Unfortunately, I’m not artist. But while I can’t draw you a picture, I can recommend a couple of good picture books for you. There’s Femalia, a little paperback collection of 32 — count’ em! I did! 32! — “full-color photographs of women’s genitals,” that I have four — count ‘em! I did! there are four! — four copies of, all sent in by compassionate/passive-aggressive readers hoping to cure my widely noted vaginophobia. Femalia reflects “the diversity of women’s bodies,” which means, with apologies to Dr. Seuss, that in Femaliayou’ll find pictures of old vaginas, new vaginas, (frequently) chewed vaginas, (differently) hued vaginas.
And clits? Woo-dogey, the clits fairly jump off the pages of Femalia; if you leave the book open on your desk, they follow you across the room like the eyes of some creepy portrait in a haunted house. No two clits pictured in Femalia look exactly alike… but carefully study all 32 photos, WTLC, and you’ll notice a pattern. Pretty soon, you’ll be able to spot the clit quicker than you can say “do me daddy.” (Not that you would ever say that.) Once you can pick out a variety of clits in photographs, you should be able to spot those little buggers when they’re right under your nose.

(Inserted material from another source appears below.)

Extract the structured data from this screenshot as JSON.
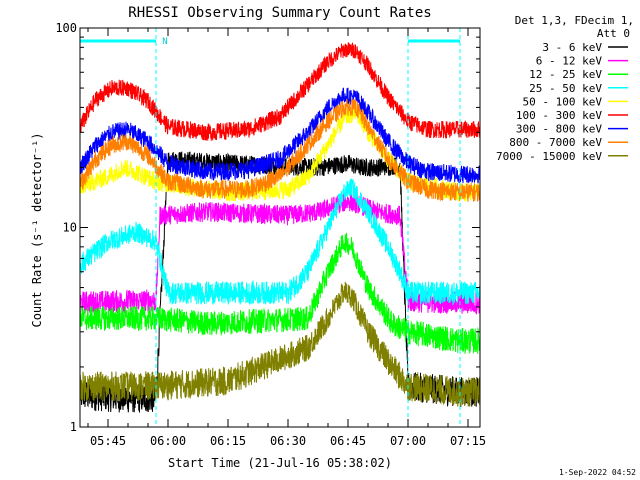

When you’re finishing poring over Femalia, get out your crayons and have a go at the Cunt Coloring Book (in French: Vulves a Colorier), by Tee Corinne. Originally published in 1975, the Cunt Coloring Book (in Spanish: El Libro Para Colorear de “Coño”) has been in print ever since. In the preface, Corinne, a lesbian writer and erotic photographer, says this: “In 1973, I set out to do drawings of women’s genitals for use in sex education groups… I organized the drawings into a coloring book because a major way we learn to understand the world, as children, is by coloring…”
If you thought coloring “inside the lines” was hard as a child, just wait till you see these lines. The black-and-white Cunt Coloring Book (in German: Mösenmalbuch) has plenty of clits you’ll easily spot after a few hours with the full-color Femalia. Color them in, and don’t be a racist: use all your crayons — from light pink to tan, to magenta, to red, to purple, to deep brown, to “burnt Sienna.”
Lastly, WLTC, why on earth should I bring an “expert” in to explain where your partner’s clitoris is when you are sitting between the legs of the world’s greatest expert on your partner’s genitalia: YOUR PARTNER. She’s all the expert you need. ASK HER WHERE HER CLIT IS. She knows — well, she most likely knows. If she doesn’t, hand her your copy of Femalia and you two can figure it out together.